We address lack of affordable care and insurance by connecting persons who need health care with safety net providers. This is difficult. Not every provider offers every service. Clients, navigators, and providers need current information about where to access services. Changing eligibilities and funding streams for safety net care add complexity. Users of our site tell us we do a good job of providing valuable, current information. Expansion will move us into rural areas of our state with fewer providers and less physical access facilities. We will collaborate with local stakeholders to identify unmet needs. As usual, we will partner with local provider groups, awarding grants (to be matched by others) to expand services in areas of unmet need.
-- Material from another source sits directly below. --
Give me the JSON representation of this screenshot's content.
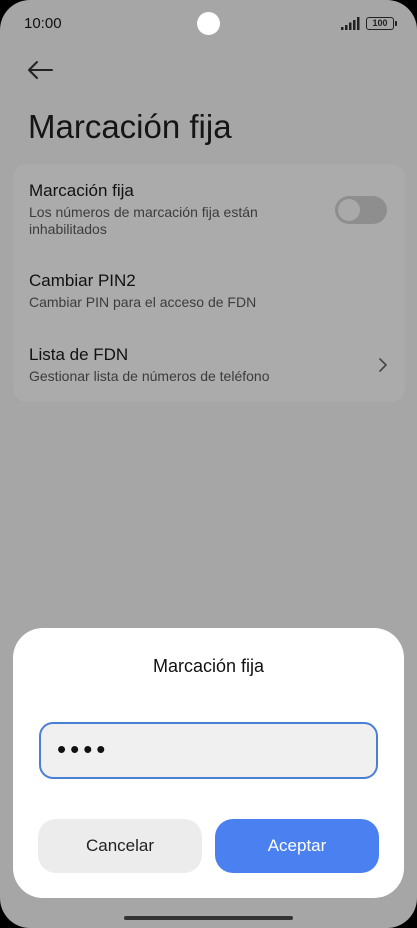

How are you growing the impact of your organization or initiative?
Please select up to three potential pathways in order of relevancy to you.

PRIMARY

SECONDARY

Enhanced existing impact through addition of complementary services

TERTIARY

Influenced other organizations and institutions through the spread of best practices

Please describe which of your growth activities are current or planned for the immediate future.

Within the next year we plan to grow the impact of Project Safety Net through expanding the searchable website’s geographic reach to include safety net clinics within the eight counties adjacent to Harris County. Within the next year we also plan to enhance impact by adding complementary services, expand the PSN to focus more intensely on mental health services. From our leadership role in this project we hope to influence other philanthropic organizations to take a high impact approach to distributing funds. We are already expanding our influence by publishing our work so that others may learn from our work and install Project Safety Net look-alikes in their own communities.

Do you collaborate with any of the following: (Check all that apply)

Government, Technology providers, NGOs/Nonprofits, Academia/universities.

If yes, how have these collaborations helped your innovation to succeed?

Our collaborations with the government have led to ability to access a broad array of governmentally funded services, from city-funded health clinics to federally qualified community health center. Our collaborations with technology providers have allowed us to access web-based platforms to enhance our outreach. Our collaborations with the non-profit clinics, including stand-alone, charity clinics allow us to complete the array of clinic types. Finally, our collaboration with our academic partners have kept up on the cutting edge of modeling safety net service provision and practical application of our data for policy and planning purposes.